Haklıydı, bir plana ihtiyaçları vardı....
"Herkesi ana salona topla."
Jane Tom'u ikiletmeden istediğini yaptı, yaklaşık 15 dakika sonra herkes ana salonda Tom'u bekliyordu.
Ve çok geçmeden Tom geldi, her zamankinden daha ciddiydi, kendini Sebastian'a odaklamışa benziyordu.
"HERKES BURAYA BAKSIN!"
dedi ve devam etti.
"Sebastian'ı hafife almıştım, bu gece ki olay hafife almamam konusun da beni uyardı.
Leonardo, klanın ve onun kaldığı yerin altından geçen kanalizasyon hatlarını bul.
Robert, ne kadar hayvan kanı varsa getir.
Ben, Max, Jane, Jennifer ve Alex siz benimle gelin.
DİĞERLERİ İŞİNİN BAŞINA KILIÇLARI TEMİZLEYİN!"
Tom tüm ciddiyeti ile ana salondan çıktı diğerleri de pesinden giderek onu takip etti.
"Tom o kadar kanı ne yapacaksın?"
"9000 küsur aç vampir var, sence ne yapacağım? Onları beslemek gerekiyor."
"Bu ne demek oluyor?" Jennifer endişelenmişti.
"Soru sorma ve bana Merlin'i bul."
"En son onu kovmuştun Tom, o gururlu bir büyücü sence gelecek mi?"
"İkna edeceksin Jennifer, Jane al ve git."
"Sevgilimle göreve çıkmayı seviyorum, hadi Jennifer..."
Jane ve Jennifer büyücü Merlin'i bulmak için odadan ayrılırlar, Alex, Max ve Ben bir köşede Tom'un onlara vereceği görevi beklerken Tom pencereden dışarı bakıyor bir yandan çakısını bir yerlere saplıyıp çıkarıyordu.
Aradan yaklaşık 10 dakika geçmişti ki Tom;
"Çocuklar bir planım var."
Tom hafif sırıtıyor bir yandan da gökyüzüne bakmaya devam ediyordu...
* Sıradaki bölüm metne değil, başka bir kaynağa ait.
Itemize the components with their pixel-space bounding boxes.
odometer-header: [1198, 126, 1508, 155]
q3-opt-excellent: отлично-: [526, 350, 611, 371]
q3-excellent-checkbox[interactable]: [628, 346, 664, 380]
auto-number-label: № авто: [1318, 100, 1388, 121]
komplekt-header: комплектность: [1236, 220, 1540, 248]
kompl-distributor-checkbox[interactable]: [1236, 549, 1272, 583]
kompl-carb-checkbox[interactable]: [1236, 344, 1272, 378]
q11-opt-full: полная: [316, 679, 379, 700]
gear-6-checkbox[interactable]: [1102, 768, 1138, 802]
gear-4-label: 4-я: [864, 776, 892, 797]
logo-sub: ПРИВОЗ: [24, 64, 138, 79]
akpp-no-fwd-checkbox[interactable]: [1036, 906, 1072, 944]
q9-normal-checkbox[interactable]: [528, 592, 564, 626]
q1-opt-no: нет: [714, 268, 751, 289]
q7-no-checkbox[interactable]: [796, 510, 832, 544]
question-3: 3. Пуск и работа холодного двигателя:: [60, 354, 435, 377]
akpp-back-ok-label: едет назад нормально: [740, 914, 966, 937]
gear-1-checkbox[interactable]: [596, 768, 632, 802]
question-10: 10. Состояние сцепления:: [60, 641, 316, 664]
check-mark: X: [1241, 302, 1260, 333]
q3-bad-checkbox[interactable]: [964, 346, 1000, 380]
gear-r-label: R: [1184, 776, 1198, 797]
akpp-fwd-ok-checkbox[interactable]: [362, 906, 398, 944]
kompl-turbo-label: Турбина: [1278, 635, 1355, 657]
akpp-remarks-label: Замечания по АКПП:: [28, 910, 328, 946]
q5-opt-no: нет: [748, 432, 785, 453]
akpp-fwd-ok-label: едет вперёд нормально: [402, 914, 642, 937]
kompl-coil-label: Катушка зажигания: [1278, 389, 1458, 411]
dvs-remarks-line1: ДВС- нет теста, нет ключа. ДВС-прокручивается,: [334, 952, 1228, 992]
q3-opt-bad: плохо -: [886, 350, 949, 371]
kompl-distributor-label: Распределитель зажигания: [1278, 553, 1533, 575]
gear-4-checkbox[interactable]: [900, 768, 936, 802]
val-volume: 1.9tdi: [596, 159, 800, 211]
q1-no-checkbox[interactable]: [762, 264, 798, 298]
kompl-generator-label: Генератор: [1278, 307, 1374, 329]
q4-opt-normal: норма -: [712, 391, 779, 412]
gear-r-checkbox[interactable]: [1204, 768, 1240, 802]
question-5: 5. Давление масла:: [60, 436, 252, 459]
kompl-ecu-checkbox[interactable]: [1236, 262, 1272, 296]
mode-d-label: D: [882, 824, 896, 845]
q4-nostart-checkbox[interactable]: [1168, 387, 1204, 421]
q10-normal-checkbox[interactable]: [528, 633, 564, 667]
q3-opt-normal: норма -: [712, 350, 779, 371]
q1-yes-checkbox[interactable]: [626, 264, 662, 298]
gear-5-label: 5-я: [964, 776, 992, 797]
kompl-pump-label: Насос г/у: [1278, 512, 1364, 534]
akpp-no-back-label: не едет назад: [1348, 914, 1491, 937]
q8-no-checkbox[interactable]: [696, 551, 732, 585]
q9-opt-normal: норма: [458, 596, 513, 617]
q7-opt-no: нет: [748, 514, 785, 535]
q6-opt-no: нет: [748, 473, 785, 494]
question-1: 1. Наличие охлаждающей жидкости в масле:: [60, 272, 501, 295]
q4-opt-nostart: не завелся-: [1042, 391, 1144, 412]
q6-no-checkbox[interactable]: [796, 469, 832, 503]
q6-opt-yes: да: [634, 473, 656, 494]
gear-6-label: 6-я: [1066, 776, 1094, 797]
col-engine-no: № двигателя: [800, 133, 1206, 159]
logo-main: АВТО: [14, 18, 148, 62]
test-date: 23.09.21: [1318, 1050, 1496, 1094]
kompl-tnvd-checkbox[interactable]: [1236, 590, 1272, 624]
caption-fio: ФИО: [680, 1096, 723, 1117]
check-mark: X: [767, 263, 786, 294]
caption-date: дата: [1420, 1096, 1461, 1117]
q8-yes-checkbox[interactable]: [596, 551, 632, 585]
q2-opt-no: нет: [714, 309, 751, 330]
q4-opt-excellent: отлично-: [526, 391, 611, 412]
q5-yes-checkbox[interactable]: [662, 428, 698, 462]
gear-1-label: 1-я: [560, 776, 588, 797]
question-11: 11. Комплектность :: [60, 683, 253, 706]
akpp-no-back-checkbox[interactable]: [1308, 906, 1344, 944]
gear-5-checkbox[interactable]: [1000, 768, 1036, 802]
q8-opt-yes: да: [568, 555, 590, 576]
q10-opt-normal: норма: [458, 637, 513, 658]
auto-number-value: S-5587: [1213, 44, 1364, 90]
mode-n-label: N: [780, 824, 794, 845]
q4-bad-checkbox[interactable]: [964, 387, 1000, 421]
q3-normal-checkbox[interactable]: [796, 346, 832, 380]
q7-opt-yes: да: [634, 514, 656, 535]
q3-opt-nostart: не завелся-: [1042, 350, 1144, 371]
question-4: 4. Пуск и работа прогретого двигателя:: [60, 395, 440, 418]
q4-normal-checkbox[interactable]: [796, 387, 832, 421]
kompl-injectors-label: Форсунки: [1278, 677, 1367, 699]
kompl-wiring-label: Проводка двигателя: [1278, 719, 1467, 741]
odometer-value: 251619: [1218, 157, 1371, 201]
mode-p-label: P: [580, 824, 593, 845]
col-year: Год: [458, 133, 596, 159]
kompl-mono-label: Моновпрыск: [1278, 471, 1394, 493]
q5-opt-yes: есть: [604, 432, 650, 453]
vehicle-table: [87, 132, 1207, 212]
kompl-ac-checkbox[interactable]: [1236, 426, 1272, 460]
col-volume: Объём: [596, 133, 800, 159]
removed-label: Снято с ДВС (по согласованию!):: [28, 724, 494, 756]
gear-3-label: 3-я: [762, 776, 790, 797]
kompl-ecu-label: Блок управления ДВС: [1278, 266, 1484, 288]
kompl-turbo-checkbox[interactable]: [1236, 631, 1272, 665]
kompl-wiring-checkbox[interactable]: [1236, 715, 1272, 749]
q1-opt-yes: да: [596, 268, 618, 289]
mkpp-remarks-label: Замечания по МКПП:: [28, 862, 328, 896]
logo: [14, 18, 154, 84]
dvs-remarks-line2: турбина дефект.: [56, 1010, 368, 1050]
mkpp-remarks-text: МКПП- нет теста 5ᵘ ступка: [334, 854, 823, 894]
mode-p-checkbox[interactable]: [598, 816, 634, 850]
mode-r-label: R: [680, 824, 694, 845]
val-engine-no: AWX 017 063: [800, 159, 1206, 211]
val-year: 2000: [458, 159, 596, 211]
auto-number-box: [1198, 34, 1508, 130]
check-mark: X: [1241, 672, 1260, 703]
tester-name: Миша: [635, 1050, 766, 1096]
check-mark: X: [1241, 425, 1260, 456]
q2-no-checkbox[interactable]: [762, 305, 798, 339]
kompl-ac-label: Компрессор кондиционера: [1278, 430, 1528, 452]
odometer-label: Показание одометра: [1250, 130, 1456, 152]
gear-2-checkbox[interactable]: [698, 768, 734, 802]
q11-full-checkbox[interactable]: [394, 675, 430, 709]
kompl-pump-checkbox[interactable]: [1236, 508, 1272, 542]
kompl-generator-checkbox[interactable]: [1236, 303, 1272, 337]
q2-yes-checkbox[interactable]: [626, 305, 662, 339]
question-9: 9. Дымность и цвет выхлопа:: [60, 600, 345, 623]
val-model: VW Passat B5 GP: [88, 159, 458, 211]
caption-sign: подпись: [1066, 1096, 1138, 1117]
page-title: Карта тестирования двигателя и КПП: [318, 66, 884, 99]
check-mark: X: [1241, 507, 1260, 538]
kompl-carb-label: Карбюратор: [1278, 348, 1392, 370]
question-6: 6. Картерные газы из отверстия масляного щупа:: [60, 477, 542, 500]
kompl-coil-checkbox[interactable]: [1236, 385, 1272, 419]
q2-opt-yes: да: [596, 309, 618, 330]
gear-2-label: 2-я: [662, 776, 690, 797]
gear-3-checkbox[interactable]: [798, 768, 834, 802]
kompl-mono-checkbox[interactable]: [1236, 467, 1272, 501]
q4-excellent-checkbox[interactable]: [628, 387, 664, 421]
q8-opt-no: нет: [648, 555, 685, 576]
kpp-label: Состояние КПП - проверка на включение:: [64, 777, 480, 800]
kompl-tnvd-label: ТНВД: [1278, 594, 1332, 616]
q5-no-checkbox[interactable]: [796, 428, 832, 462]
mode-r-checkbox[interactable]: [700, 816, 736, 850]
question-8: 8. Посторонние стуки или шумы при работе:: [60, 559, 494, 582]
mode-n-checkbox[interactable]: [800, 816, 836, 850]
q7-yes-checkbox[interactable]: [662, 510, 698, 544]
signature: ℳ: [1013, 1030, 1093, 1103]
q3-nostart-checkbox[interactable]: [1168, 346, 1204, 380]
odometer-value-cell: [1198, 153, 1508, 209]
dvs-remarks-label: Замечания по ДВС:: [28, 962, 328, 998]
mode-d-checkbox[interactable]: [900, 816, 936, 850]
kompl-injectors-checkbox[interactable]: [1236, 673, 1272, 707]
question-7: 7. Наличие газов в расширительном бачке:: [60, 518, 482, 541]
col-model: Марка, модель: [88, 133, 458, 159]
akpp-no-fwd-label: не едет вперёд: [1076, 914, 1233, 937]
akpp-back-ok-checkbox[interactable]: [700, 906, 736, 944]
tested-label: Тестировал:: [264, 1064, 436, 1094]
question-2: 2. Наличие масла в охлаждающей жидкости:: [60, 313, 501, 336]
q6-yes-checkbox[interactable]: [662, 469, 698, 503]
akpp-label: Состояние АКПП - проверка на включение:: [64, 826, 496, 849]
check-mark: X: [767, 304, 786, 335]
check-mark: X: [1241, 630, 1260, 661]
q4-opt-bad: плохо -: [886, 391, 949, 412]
Enstitütü de tüm bunlar olurken Sebastian kan saati yapıyordu.
"Sebastian, Tom vazgeçmeyecek  değil mi?"
"Tom gözü kara birine benziyor, istediğini almaya çalışacaktır."
"Peki ya biz ne yapacağız?"
"Avcıların kanının tadına bakacağız elbette..."
Sebastian ağzının kenarına bulaşan kanı silerken sivri dişleriyle öylesine sırıtıyordu ki...

"Jennifer, Merlin'i nasıl ikna etmeyi planlıyorsun?"
Jane ve Jennifer hala Büyücü Merlin'i nasıl ikna edeceklerini bilmiyorlardı ama evine çok az kalmıştı,
"Bilmiyorum bebeğim, Tom'un saçmalığı yüzünden sürekli strese giriyorum."
"Aşkım, Merlin'i ikna ettikten sonra bu gece biraz rahatlamak ister misin?"
Jennifer'in hoşuna gitmişti bu teklif, sevgilisiyle uzun zamandır yalnız kalamıyordu...
"İçkiler benden güzelim."
"Bak işte şimdi geceden keyif almaya başladım"
Yaklaşıp Jennifer'in dudağına minik bir öpücük kondurdu.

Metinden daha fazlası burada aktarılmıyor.